あてもなく歩きながら、車を走らせれば良かったものを、生身で家を出た己を自嘲する笑みが沙那の口から零れた。
ふと脳裏に蘇るのは、先程の電話での瀬名とのやり取り。
いや、やり取りと呼べるほど会話の往復はなかった。
けれど、携帯越しに届いた瀬名の言葉と、自身の口を衝いて出た言葉が耳にこびりついて離れない。
『沙那、ごめん。本当にごめんね』
―――何が。何に対してごめんなの。
やめてよ。もし『いいよ』だなんて返そうもんなら、認めてるみたいじゃない。
それに私だって謝らなくちゃいけないんだよ。
ケータイ勝手に覗いて。独占欲の塊の最低な妹なんだよ。
『お姉ちゃんが、どこで、誰と、何してようが私には関係ない』
―――違う。

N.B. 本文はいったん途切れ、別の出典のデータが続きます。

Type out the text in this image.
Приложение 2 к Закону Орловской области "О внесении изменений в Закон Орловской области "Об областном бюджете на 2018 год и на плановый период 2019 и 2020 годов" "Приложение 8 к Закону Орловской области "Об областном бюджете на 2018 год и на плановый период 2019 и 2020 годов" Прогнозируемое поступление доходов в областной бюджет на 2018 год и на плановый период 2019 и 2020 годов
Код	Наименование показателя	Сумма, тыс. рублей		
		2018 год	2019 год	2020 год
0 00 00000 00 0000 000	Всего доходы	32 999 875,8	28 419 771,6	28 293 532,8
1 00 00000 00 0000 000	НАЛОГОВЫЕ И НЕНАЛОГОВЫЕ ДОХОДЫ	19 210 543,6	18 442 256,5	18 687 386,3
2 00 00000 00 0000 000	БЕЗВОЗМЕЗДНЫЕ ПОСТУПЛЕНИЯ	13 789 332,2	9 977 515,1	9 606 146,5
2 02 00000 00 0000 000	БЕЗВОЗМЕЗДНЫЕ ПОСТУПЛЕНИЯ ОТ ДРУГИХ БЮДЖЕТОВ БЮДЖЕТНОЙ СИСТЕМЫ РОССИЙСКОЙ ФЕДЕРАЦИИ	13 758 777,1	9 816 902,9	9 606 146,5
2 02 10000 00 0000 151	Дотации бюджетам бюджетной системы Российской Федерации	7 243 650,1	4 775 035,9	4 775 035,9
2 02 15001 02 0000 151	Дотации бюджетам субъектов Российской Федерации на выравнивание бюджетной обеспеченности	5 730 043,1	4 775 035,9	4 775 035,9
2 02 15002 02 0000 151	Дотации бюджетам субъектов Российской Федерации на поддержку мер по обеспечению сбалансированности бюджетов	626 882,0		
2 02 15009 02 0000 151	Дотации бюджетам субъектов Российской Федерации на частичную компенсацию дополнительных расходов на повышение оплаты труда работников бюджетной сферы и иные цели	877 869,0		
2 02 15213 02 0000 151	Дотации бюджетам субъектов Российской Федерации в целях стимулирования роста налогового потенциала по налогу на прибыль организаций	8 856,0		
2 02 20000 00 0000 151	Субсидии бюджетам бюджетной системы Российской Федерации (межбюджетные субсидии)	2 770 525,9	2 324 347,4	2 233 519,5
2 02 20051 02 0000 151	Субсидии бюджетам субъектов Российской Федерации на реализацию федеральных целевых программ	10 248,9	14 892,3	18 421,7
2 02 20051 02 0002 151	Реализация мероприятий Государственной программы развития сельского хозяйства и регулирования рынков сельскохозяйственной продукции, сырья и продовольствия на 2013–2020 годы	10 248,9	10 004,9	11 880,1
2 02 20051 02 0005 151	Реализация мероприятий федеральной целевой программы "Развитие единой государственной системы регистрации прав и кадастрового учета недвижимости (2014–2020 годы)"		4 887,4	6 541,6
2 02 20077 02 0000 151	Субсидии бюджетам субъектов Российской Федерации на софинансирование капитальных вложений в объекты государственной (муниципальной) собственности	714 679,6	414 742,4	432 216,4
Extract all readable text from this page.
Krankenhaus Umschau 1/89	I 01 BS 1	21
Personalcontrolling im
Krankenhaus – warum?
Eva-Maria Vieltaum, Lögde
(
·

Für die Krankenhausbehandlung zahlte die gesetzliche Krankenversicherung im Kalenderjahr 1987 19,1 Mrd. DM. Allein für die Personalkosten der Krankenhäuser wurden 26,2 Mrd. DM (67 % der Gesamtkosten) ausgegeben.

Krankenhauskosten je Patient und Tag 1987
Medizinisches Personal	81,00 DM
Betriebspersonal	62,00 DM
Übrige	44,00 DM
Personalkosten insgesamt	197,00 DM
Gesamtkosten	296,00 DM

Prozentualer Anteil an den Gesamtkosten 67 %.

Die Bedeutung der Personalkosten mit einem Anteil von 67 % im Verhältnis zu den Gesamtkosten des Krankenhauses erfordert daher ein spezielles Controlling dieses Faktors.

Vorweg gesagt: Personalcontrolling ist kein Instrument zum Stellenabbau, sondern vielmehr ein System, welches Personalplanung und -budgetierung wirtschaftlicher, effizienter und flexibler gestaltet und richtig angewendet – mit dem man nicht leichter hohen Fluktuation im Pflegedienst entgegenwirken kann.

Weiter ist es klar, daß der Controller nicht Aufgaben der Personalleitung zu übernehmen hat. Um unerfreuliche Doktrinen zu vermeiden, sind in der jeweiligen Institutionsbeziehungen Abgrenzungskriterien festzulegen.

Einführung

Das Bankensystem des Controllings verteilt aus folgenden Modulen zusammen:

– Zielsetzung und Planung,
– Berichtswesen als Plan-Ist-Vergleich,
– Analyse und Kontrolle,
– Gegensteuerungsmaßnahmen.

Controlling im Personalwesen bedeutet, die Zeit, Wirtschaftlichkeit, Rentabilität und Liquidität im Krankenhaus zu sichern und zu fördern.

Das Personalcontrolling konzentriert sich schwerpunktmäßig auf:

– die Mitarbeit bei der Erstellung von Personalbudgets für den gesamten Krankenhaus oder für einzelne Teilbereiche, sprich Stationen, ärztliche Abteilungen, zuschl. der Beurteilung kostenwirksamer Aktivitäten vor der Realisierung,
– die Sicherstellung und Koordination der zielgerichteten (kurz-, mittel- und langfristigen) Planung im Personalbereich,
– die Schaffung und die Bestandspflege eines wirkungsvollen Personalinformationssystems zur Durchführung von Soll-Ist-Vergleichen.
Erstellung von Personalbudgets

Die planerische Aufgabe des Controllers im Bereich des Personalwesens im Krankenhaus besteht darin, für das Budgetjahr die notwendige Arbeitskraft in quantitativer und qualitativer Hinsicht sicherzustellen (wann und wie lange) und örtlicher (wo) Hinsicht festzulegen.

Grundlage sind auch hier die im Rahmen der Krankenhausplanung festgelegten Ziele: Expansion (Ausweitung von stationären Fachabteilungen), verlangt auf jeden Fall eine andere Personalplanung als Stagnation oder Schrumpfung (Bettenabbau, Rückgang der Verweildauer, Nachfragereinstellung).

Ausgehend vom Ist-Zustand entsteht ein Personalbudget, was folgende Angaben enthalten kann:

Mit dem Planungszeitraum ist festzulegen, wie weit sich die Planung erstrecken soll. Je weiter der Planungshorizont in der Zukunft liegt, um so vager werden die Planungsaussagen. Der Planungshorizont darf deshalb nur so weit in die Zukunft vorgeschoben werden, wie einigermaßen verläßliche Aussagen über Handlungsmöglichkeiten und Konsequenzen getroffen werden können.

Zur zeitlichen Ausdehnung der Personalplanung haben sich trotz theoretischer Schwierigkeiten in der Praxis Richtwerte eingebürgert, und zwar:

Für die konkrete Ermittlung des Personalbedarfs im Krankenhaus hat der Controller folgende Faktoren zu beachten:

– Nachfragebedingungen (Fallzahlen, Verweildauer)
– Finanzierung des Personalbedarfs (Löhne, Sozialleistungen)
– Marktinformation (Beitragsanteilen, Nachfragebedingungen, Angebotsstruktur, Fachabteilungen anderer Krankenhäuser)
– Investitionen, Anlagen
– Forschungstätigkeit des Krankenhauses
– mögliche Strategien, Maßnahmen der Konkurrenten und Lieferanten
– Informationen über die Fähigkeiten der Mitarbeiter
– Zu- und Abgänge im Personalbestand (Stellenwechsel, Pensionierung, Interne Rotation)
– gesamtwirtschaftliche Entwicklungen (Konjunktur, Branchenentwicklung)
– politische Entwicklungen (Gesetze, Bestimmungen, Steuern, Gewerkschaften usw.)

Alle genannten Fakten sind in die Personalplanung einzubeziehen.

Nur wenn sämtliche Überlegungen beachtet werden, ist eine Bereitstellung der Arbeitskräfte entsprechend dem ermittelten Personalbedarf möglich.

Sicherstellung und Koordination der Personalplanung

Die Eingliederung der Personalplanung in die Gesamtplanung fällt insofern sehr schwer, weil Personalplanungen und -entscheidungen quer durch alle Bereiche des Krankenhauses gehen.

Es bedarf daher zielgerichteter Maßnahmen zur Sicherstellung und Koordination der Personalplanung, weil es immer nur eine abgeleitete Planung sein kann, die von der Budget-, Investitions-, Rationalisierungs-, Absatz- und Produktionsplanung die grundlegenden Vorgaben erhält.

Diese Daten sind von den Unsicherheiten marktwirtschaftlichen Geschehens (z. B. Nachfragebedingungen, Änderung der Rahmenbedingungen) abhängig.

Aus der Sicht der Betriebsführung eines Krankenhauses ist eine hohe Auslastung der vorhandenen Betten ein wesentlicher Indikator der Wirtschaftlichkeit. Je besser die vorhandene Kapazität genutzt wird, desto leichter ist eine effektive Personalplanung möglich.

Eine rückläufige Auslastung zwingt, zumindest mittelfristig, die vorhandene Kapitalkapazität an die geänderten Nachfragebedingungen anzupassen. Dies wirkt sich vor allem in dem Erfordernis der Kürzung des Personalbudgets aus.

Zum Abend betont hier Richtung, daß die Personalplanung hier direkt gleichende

こんな事言いたかった訳じゃない。
お姉ちゃんの口から事実を聞きたくなかった。そんな流れにしたくなかった。
だから一方的に通話を終わらせたんだ。
誰にも届く事のない言い訳が、沙那の心に浮かんでは儚く消えた。
視界がじわりと滲む。
泣きそうになっている自分が馬鹿みたいに思えて、沙那は瞳の水膜を袖で拭った。